The ‘middle’ dot makes an array of the geometry index and the outer dot then broadcasts over all the elements of that array.

Note that no intermediate arrays are created when you use multiple dots in a single broadcasting expression. That is, both of the two expressions below avoid creating any intermediate arrays.

first.(getindex.(JSON.parse.(data.geometry), "coordinates"))
broadcast(x -> first(getindex(JSON.parse(x), "coordinates")), data.geometry)

It’s a very handy feature of the “dot” syntax.

1 Like

Aah! OK that sounds much more efficient. Thanks again!

Interestingly, in all the tutorials on Julia I have done, this is the first time I have seen broadcast as a function name. The examples of broadcasting always use the dotted syntax and never have more than one dot. I find the form using the broadcast function more readable and intuitive just because there are so many dots with two different meanings in the first example - presumably that’s just a syntactic style thing and there is no performance hit of using one over the other?

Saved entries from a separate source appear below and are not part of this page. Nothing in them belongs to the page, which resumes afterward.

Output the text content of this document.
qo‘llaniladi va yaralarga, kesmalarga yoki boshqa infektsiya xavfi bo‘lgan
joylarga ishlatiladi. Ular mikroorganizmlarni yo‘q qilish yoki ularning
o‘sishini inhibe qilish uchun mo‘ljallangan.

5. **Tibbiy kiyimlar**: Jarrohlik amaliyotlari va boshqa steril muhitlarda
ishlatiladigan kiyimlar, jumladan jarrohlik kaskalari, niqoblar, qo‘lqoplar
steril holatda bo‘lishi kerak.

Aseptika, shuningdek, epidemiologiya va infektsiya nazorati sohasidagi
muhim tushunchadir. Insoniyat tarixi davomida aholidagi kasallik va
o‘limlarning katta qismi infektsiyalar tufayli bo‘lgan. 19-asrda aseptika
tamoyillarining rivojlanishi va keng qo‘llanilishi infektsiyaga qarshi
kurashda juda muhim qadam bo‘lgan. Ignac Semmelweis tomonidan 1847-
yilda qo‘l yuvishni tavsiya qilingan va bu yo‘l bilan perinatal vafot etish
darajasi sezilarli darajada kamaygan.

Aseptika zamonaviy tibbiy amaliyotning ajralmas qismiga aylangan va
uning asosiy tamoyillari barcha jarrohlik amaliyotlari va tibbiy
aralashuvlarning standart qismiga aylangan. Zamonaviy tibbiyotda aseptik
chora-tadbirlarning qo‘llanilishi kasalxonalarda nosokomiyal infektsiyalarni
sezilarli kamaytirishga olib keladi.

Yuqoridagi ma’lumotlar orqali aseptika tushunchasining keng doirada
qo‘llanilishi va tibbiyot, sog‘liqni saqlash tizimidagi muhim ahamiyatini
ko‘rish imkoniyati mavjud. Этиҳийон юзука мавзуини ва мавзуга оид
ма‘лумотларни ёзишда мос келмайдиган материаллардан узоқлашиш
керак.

You can also use @. in front of an expression (or even in front of a line) and everything gets dotted e.g.:

x = range(0, 1, length=100)
y = @. exp(x * cos(x^2))  # equiv to exp.(x .* cos.(x.^2))

( ?@. for more information)

1 Like

That’s brilliant! I came to this forum with a question about weakrefstrings but am walking away with so much more practical info.